When I got back stateside, my wife informed me she wanted us to move to my home state and for me to go back to school full time on the G.I. Bill. On our post-deployment vacation, she interviewed for jobs she'd found. I was exhausted, I wanted to give her what she wanted because she sacrificed so much for me. I agreed, not thinking about all the implications (I was exhausted.) She's admitted to me later that she thought she knew better than I did, and that's why she came up with this plan.

We spent a couple months apart, while I came off of active duty. My feelings for her haven't been as strong as I felt before I deployed. Part of it could be emotional numbing, but it may be more. Considering how recently, with all the stresses on our marriage have me feeling, I don't think it's emotional numbing anymore. Her job keeps her busy often, and we're not spending a lot of time together after the move. Before I married her, my evenings were always working out and getting out of the house; now it's just watching TV with her. There's not a social scene or even culture (art galleries, museums, etc.) where we moved.

I know it's petty, but there's just so many things that annoy me to no end now. 

The fact that our adoption fund was burned through moving us here.

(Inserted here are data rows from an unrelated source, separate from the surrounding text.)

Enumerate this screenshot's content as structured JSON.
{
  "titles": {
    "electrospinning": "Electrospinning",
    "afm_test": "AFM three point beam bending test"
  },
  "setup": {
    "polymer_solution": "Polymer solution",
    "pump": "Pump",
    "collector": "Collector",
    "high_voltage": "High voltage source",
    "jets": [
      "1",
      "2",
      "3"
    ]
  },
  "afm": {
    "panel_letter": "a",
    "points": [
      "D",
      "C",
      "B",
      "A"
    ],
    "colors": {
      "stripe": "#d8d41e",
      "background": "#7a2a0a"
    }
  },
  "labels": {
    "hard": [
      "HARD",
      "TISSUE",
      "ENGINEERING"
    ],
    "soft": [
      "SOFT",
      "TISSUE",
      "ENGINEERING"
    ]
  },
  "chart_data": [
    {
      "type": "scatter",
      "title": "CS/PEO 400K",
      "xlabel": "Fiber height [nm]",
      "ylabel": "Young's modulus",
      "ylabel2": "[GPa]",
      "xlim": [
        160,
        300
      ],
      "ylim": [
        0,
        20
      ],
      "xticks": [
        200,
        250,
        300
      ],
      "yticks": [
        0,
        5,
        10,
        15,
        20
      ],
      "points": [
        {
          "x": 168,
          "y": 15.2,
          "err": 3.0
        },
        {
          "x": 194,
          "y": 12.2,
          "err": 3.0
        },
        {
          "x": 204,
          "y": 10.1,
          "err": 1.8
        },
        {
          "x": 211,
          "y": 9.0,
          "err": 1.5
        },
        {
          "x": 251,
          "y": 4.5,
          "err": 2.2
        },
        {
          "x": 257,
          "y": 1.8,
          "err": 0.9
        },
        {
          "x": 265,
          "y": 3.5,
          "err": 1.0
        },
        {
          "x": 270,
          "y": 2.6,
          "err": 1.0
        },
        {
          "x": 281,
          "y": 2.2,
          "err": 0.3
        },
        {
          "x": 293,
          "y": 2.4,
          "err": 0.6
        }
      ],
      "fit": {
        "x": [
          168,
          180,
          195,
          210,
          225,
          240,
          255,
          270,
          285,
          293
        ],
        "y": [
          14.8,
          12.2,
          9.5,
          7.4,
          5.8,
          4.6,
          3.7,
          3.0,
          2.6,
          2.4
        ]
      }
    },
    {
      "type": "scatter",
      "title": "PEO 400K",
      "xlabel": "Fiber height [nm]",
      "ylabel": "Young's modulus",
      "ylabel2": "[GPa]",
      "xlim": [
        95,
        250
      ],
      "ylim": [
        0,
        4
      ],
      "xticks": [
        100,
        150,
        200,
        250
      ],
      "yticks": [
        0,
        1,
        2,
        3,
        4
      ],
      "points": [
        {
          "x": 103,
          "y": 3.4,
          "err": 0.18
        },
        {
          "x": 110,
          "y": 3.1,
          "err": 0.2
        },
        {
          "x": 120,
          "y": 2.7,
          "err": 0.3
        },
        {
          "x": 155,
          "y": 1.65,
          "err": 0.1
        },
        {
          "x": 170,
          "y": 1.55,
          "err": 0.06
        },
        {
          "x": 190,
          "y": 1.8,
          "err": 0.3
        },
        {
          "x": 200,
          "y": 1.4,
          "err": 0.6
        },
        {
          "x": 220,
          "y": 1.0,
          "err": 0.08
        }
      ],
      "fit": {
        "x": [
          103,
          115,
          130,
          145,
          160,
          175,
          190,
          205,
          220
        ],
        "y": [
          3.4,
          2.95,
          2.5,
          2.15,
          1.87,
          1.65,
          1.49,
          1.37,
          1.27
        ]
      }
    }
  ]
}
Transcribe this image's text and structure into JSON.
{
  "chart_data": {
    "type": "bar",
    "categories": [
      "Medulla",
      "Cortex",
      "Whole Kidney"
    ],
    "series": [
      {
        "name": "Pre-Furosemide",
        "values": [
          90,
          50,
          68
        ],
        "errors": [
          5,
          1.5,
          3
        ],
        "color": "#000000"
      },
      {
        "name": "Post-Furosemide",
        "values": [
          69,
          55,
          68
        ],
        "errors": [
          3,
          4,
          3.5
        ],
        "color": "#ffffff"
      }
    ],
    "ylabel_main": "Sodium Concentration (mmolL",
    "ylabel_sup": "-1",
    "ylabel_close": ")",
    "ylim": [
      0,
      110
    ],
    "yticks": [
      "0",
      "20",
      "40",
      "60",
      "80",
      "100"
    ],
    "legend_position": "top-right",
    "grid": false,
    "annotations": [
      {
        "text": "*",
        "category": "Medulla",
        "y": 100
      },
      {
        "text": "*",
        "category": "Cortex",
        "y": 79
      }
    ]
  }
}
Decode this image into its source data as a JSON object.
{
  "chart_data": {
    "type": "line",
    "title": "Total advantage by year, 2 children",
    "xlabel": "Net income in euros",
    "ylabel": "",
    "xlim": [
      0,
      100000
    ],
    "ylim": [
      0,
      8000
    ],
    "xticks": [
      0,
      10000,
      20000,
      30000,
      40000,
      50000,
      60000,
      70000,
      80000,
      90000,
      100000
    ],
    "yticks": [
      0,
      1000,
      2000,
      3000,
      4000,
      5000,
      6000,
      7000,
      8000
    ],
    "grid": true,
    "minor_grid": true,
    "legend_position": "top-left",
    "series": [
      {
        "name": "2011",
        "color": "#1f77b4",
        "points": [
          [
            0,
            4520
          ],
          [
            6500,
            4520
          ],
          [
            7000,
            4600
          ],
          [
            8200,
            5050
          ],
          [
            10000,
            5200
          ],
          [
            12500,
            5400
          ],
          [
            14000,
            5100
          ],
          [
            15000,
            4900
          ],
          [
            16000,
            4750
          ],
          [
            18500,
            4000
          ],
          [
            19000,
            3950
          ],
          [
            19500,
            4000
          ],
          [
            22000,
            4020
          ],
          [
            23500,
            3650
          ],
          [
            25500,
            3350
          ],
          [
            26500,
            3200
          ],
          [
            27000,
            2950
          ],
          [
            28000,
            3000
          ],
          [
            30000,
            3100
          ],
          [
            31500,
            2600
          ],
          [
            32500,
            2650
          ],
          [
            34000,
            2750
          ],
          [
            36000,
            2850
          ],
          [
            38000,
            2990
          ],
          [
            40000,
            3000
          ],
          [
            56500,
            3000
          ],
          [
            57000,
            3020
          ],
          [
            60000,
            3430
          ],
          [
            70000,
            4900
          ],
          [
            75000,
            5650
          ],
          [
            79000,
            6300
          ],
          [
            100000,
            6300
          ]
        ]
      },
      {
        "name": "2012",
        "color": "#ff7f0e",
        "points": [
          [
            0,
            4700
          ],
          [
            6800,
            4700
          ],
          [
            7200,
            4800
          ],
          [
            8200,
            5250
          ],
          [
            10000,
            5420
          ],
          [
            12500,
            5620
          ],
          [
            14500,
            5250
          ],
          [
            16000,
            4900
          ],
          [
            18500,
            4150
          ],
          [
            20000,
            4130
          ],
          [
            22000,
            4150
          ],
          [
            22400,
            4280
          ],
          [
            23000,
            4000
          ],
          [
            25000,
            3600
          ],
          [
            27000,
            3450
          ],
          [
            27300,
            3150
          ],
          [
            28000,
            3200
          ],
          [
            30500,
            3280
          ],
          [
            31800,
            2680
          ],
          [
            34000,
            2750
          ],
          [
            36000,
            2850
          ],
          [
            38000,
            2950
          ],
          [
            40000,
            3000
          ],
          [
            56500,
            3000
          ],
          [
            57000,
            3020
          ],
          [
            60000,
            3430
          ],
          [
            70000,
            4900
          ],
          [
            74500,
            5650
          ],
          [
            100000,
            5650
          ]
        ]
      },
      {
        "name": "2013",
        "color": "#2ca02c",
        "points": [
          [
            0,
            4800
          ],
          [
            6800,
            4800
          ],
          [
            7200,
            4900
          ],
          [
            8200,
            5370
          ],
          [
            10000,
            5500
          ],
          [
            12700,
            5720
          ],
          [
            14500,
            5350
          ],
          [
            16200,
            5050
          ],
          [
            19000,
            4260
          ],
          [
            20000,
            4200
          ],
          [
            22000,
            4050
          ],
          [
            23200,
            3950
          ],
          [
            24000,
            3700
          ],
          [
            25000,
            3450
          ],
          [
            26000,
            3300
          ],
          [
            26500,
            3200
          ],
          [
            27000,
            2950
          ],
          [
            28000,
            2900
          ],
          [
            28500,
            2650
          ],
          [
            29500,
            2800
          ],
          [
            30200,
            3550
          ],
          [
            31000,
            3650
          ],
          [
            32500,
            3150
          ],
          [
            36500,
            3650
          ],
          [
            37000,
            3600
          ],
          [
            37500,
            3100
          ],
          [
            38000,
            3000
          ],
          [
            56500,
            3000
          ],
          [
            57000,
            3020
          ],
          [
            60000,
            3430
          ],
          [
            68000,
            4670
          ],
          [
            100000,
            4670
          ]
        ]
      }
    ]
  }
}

I see a lot of the peers I've known all my life now, with their kids. Tonight, my kid cousin announced his wife was pregnant. Every time I hear stuff like that, I die a little inside. My wife has to "stay positive" about it, but whenever she brings up our "future kids" it kills me a little inside. There's no plan to make it happen, it's not happening on some magical wish. 

Taking me off Active Duty was a huge cut in our income, and the job market here sucks. The GI Bill puts me in a higher income bracket than at least 30% of the county!

She used to always insist we say "I love you" before hanging up the phone, and would call me back if I forgot. Or before she went to bed. I used to think it was great, now it just annoys me. I sometimes don't even know if I feel that way anymore. I say it just to keep from having to discuss why I didn't say it.

She's gained a lot of weight and I'm not physically attracted to her like when we were dating. When I was deployed, she told me she had started walking to loose weight (might have helped with conceiving.) Came home, and she hadn't followed through. Got a gym membership up here, never used it. The lack of commitment to improving annoys me more than anything. There's always an excuse.

Even though I'm around my family, my support network is less than the base I was at. I'm still working on finding new friends. A mid-30s combat vet doesn't have a lot in common with your average college student or the guy that never left their hometown. All of my male friends left and will never come back. It's just how it is here, if you get educated you get out. 

I'm trying to find things to make me happy here, volunteering, hobbies, going above and beyond with my research projects. But, I'm an adrenaline junkie who's getting bored out of my mind. Self-discipline is about the only thing that's keeping me from tearing through the college girls. Not so much for an actual affair, just to do something exciting.

A couple weeks ago, we had an argument. I was really ticked off, and went on a run to cool off. Came back, and she'd packed a bag to leave. She decided to stay, and we talked things out. Since then, I'm just more ambivalent to her than anything else. She keeps insisting that she's not going to leave now. My marriage was the only thing in my life that didn't have a "Plan B." Now, I'm setting up a "parachute plan" in case I need it.

All I can think about is, I'm middle-aged, I'm no longer attracted to my wife, kids are fading out of the equation. Is my future really going to be lying about "I love you" while watching TV on the couch every evening?

Just hoping someone can understand what I'm feeling.


----------



## COfan (Oct 4, 2012)

First, let me say, "thank you" for your service to our country.

You didn't mention how long you've been married, but it's possible you two are just in a rut. Maybe you need to go to MC. It can really help with communication, getting _stuff_ out in the open and then being able to work on it with the counselor's guidance. I've been married for 33 yrs, and I can tell you, without a doubt, feelings come and go in a marriage. Working on your issues and working through them together really can bring about changes that enrich your marriage. The "feelings" will follow. Have you thought about having a set "date night"? (Even though you don't feel super attracted to her right now) Try doing things you did when you were dating. Take a dance class together, go for a bike ride and stop for a picnic along the way, take up cooking together, go for a walk every night after dinner and hold hands, enroll in a class together at the local college, plan a weekend getaway or just an overnight, go to a park and fly a kite, read the same book and have your own book club over coffee. I think you get the idea. Bring some fun and togetherness back into your relationship. A marriage takes work..but the payoff is worth it. Hope this gives you some encouragement!


----------